Wydawałoby się, że nadchodząca zima będzie tradycyjnie okresem mniejszego ruchu w branży budowlanej. Nic bardziej mylnego – brak fachowców utrudnił życie firmom, które często musiały rezygnować ze zleceń. Boom na dobrych budowlańców trwa więc w najlepsze, o czym przekonuje Ewelina Kotowska, właścicielka jednej ze śląskich firm budowlanych.
Praca.pl - Pani firma istnieje na rynku od 16 lat. Kogo dzisiaj może Pani przyjąć do pracy od ręki?
Ewelina Kotowska - Budowlańców brakuje praktycznie w każdej specjalności. Jednak najbardziej doskwiera brak dobrych płytkarzy. Ostatnio prowadziliśmy także nabór na gipsiarzy i pracowników ogólnobudowlanych do wykończeń lokali.
Praca.pl - Kiedy zaczęły się problemy z fachowcami?
Ewelina Kotowska - Firmę prowadzę wraz z mężem od 1991 roku, a problem ze znalezieniem pracowników w naszej branży trwa mniej więcej od 2 lat. Przyczyna tego stanu rzeczy, to oczywiście masowy wyjazd fachowców za granicę. Z tego powodu mieliśmy wielokrotnie niedostatki kadrowe i zdarzało się, że rezygnowaliśmy ze zleceń.
Praca.pl - Czy praca np. na Wyspach Brytyjskich, to rzeczywiście taka kusząca oferta?
Ewelina Kotowska - W Wielkiej Brytanii czy Irlandii budowlańcy zarabiają od 6000 do 10.000 zł. W Finlandii nawet do 17.000 zł. Zaznaczam - ze znajomością języka angielskiego.
Praca.pl - A w Polsce?
Ewelina Kotowska - Pierwszą umową dla nowego pracownika jest w mojej firmie umowa o dzieło, aby sprawdzić co jest wart. Jeżeli się sprawdzi dajemy mu umowę taką jaką sobie życzy. Przeciętnie zarabiają około 3500 – 4000 zł.

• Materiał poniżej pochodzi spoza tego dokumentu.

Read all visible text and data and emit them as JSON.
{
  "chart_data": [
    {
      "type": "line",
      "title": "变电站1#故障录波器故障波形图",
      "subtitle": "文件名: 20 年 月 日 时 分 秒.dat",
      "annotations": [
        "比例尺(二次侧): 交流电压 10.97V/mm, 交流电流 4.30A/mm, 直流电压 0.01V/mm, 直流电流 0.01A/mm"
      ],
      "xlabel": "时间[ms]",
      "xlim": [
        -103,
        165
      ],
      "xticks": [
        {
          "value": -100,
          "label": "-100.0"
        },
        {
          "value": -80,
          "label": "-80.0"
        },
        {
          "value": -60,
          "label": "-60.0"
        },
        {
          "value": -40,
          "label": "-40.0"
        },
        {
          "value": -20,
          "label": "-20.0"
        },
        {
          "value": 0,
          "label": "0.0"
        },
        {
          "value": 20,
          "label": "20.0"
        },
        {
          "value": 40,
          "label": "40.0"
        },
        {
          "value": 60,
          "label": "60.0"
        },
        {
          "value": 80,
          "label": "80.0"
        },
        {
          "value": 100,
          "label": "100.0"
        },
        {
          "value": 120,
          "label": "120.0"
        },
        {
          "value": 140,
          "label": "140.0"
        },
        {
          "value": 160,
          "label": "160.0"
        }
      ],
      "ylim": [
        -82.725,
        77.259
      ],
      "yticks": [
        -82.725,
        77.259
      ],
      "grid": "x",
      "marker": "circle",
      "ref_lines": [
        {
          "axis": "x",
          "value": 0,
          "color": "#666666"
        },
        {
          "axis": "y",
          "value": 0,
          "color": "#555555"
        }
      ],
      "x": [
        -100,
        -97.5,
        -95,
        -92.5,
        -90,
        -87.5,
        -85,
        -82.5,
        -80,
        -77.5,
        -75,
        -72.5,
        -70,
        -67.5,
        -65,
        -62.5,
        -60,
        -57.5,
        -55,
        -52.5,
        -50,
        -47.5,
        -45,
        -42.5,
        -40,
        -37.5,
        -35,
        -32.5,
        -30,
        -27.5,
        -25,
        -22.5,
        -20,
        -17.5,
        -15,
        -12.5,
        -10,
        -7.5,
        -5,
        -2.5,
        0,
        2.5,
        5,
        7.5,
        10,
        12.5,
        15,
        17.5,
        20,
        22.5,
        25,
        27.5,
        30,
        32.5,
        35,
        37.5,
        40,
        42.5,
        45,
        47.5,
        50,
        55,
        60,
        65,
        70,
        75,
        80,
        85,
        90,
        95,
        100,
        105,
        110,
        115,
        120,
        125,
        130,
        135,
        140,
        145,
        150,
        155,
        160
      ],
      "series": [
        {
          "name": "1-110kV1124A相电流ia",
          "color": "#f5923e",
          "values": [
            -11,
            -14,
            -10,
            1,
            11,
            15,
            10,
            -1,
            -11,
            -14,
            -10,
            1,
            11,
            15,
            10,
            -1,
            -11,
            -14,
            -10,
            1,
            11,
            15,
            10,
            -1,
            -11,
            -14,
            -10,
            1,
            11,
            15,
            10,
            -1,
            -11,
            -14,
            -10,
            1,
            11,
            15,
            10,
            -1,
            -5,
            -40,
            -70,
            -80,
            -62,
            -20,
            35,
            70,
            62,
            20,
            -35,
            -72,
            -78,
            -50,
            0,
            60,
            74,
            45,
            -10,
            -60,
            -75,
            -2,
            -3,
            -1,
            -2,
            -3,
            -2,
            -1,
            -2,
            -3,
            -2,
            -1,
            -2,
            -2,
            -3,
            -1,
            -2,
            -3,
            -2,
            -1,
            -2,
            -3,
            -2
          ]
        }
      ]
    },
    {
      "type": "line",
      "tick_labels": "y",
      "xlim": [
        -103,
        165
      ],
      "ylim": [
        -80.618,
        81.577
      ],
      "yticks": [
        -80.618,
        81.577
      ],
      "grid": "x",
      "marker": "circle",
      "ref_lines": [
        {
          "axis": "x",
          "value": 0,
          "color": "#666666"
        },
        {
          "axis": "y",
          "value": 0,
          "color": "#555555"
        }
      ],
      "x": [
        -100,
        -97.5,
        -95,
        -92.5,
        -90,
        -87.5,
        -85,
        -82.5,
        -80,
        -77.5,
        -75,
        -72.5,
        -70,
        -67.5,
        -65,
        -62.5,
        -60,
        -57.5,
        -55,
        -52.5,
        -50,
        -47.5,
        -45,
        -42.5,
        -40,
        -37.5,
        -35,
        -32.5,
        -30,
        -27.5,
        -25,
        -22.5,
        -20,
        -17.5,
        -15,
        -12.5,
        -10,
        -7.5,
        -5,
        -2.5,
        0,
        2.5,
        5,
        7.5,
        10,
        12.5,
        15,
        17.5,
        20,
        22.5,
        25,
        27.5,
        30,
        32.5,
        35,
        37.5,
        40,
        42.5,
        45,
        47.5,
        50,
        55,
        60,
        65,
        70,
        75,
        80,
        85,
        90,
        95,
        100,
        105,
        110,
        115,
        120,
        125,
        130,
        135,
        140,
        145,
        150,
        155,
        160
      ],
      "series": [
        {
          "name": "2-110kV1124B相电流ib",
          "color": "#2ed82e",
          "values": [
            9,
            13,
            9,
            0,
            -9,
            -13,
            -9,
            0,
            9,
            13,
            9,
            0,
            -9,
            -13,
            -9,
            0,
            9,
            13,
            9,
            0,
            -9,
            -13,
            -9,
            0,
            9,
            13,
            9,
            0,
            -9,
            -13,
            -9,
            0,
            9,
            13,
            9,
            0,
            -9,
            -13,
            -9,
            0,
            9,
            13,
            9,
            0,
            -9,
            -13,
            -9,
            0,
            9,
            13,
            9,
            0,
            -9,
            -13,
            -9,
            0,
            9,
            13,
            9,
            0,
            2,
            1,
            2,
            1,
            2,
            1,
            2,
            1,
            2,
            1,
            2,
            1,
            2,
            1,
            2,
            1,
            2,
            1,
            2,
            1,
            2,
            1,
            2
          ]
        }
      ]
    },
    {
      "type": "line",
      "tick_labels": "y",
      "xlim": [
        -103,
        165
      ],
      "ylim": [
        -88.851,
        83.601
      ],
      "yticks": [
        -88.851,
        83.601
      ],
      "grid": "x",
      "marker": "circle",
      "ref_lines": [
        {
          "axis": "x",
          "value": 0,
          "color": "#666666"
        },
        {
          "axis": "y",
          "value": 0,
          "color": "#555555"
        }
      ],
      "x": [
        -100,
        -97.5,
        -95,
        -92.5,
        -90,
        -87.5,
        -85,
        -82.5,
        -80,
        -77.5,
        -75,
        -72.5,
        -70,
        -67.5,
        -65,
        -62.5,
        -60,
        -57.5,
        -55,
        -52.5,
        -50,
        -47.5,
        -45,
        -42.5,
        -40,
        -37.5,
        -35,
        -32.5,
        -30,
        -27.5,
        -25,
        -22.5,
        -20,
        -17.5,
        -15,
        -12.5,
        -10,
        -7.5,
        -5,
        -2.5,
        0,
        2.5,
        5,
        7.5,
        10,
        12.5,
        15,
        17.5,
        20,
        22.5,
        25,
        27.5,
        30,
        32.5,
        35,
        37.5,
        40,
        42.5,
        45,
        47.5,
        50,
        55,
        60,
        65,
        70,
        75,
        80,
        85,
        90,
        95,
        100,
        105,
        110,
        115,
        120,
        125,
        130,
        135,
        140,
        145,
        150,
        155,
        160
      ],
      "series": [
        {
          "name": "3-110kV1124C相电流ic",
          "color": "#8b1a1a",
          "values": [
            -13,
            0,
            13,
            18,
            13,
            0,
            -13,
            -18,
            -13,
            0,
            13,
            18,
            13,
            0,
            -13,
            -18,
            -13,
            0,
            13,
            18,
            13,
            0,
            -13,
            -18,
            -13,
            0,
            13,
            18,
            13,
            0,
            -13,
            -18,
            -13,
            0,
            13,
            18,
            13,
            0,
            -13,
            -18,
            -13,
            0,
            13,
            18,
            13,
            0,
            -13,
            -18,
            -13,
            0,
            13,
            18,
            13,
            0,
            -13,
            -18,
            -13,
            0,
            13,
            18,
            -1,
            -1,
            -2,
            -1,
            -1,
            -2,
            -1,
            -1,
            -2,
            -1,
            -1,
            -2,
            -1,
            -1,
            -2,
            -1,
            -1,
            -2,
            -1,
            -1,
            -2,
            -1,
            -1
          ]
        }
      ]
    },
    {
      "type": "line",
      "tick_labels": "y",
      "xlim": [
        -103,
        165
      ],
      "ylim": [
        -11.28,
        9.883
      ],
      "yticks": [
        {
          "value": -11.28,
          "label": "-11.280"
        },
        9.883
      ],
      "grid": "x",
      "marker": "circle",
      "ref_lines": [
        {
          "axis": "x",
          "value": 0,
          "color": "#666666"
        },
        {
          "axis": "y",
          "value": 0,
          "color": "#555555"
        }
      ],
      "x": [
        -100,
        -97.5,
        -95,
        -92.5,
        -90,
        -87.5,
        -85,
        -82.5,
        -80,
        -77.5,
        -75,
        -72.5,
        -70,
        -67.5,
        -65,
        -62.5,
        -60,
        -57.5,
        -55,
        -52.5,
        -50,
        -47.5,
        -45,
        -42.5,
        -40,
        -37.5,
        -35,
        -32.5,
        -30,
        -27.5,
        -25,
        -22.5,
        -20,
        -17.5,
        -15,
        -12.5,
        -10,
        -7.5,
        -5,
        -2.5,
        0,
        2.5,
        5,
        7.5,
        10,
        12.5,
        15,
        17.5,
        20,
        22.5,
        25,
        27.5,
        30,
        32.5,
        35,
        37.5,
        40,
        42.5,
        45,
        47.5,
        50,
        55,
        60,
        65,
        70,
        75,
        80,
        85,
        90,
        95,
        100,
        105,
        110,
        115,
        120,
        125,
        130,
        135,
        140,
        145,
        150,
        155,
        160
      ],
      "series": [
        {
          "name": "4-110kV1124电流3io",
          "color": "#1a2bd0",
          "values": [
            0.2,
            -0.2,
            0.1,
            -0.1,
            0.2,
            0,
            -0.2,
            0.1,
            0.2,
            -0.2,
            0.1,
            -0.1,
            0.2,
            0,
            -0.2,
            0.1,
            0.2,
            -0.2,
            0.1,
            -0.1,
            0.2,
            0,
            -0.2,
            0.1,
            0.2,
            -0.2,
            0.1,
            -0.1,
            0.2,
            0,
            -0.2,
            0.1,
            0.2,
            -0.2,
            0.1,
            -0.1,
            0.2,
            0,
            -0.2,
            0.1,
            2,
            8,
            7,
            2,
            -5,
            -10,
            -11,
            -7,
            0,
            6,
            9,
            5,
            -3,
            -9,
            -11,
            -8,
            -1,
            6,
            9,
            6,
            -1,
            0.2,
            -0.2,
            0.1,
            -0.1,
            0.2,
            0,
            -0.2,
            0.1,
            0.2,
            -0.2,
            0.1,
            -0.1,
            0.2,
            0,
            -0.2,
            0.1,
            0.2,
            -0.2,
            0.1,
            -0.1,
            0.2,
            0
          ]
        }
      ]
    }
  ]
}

Praca.pl - Jak w takim razie szuka Pani dzisiaj nowych pracowników?
Ewelina Kotowska - Przez znajomych z polecenia, również przez Urzędy Pracy.
Praca.pl - Łatwo ich zaleźć?
Ewelina Kotowska - Powiem szczerze - budowlańcy którzy zostali jeszcze w Polsce to najczęściej ludzie niesolidni, nieuczciwi, a czasem nawet nadużywający alkoholu. Nie można zostawić ich bez dozoru i nagminnie nie umieją czytać rysunków technicznych. Znaleźć solidnego pracownika jest bardzo trudno.
Praca.pl - Czym powinien się charakteryzować dobry budowlaniec?
Ewelina Kotowska - Przede wszystkim uczciwością oraz posiadaniem czynnego prawa jazdy - o alkoholu już nie wspominam. Osoba taka musi także umieć czytać rysunek techniczny oraz projekty i mówiąc wprost: znać się na robocie. Jeżeli może przedstawić referencje z pracy i wskazać „prace, które wykonała” - to świetnie. Dobrze jeśli jest również „na bieżąco” z nowinkami technicznymi, które można znaleźć w czasopismach branżowych czy targach budowlanych. Moich pracowników nowinek pojawiających się na rynku uczy mój mąż.
Praca.pl - Co jeśli o takiego fachowca trudno?
Ewelina Kotowska - W takich sytuacjach aktualnie zatrudnieni pracują dłużej oraz fizycznie pracuje też mąż. Ewentualnie przesuwamy terminy przyjęcia zlecenia.